Il y a une phrase qui m'accompagne depuis quelque temps.
Une phrase simple.
Une phrase que je me répète lorsque je sens que je m'éloigne de moi-même.
"J'accueille et je me permets."
Je la considère un peu comme un mantra.
Je la retrouve souvent dans les périodes où je me laisse happer par le faire.
Lorsque les journées s'enchaînent.
Lorsque les listes s'allongent.
Lorsque je commence à croire que ma valeur dépend de tout ce que je réussis à accomplir.
Alors je m'arrête un instant.
Et je reviens à cette phrase.
Je m'accueille.
J'accueille ce qui est là.
La fatigue.
Les doutes.
Les peurs.
Les émotions qui me traversent.
Les élans aussi.
Sans chercher à tout corriger immédiatement.
Sans me demander comment devenir une meilleure version de moi-même.
Simplement en reconnaissant ce qui est présent.
Puis je me permets.
Je me permets de ralentir.
Je me permets de ressentir.
Je me permets de dire non.
Je me permets de sortir de certaines attentes ou de certaines cases qui ne me correspondent plus.
Je me permets d'être davantage moi-même.
Avec le temps, j'ai réalisé que la confiance ne naît pas toujours de nouvelles certitudes.
Elle grandit souvent lorsque nous cessons de lutter contre nous-mêmes.
Lorsque nous apprenons à accueillir ce qui est déjà là.
Parce que tout n'est pas à construire.
Toutes nos ressources ne sont pas à inventer.

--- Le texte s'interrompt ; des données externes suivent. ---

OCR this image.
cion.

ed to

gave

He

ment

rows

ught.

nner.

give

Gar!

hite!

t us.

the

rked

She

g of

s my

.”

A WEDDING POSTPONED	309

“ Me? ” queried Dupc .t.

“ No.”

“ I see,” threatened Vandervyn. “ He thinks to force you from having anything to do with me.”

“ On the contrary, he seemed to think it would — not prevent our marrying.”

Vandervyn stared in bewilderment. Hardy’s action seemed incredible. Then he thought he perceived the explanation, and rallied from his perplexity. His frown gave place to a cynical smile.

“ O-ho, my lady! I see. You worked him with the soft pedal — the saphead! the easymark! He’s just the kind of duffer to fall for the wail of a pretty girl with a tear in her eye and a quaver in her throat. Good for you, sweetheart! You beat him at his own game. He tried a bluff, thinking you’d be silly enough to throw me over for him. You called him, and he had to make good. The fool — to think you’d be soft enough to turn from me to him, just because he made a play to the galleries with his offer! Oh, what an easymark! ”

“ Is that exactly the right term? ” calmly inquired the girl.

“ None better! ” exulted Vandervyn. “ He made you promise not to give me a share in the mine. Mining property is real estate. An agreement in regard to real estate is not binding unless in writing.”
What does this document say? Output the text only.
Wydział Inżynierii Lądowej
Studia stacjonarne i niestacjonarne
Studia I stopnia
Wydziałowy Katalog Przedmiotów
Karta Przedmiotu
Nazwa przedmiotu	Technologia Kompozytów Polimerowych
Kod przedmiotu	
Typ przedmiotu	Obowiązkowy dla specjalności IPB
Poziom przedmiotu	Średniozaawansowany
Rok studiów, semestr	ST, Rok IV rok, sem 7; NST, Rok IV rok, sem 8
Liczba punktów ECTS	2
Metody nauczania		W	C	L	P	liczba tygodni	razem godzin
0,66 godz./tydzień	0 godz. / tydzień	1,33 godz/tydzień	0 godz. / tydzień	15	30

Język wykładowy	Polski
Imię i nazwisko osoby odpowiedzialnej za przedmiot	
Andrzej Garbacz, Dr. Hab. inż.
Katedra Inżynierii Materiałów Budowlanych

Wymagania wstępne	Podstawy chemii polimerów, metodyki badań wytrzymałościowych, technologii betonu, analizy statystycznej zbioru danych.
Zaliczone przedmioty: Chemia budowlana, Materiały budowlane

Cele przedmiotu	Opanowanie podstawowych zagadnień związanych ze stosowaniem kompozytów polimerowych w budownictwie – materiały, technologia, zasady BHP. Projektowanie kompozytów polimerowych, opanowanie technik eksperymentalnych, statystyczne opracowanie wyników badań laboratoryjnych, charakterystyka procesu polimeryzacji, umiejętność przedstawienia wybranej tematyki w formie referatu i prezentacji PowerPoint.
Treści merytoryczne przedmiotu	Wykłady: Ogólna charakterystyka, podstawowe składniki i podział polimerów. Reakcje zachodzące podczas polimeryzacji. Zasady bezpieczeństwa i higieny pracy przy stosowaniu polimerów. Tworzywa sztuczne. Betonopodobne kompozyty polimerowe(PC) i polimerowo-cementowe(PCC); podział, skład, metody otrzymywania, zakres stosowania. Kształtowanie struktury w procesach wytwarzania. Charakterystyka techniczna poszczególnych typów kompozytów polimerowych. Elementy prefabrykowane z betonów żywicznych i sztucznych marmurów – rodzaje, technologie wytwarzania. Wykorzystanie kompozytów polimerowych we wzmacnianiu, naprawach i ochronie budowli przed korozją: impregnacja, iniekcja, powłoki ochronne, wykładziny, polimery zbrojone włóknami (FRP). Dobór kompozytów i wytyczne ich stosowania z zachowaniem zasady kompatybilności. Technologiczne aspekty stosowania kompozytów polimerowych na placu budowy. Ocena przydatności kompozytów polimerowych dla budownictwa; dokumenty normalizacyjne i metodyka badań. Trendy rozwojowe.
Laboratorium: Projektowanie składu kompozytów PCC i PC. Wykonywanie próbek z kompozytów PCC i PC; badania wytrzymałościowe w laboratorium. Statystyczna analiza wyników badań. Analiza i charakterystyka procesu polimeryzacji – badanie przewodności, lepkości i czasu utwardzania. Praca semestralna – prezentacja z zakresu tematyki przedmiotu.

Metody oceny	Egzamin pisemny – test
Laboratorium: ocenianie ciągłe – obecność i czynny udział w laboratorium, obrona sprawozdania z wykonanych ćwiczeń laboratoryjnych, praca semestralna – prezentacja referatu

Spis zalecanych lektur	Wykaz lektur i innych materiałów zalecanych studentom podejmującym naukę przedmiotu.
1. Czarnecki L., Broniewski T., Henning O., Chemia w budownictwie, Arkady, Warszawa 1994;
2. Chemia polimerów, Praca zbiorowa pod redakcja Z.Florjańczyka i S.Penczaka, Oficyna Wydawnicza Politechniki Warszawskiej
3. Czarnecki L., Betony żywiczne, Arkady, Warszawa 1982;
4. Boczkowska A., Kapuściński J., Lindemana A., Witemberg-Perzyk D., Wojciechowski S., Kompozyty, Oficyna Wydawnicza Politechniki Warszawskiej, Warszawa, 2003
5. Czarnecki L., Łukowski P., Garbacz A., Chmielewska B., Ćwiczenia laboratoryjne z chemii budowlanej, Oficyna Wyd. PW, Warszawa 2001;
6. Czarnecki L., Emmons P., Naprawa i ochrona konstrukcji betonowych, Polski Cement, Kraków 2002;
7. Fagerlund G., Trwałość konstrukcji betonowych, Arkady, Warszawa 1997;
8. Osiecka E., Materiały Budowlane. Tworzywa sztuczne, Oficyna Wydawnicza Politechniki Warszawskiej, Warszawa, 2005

Tout notre potentiel n'est pas à créer.
Une grande partie est déjà présente.
Parfois discrète.
Parfois oubliée.
Parfois recouverte par les peurs, les conditionnements ou les expériences de vie.
Mais elle est là.
Et peut-être que se faire confiance commence simplement par cela : s'accueillir suffisamment pour se permettre d'avancer.
Pas à pas.
À son rythme.
Vers une version de soi qui n'est pas nouvelle, mais plus libre d'être pleinement elle-même.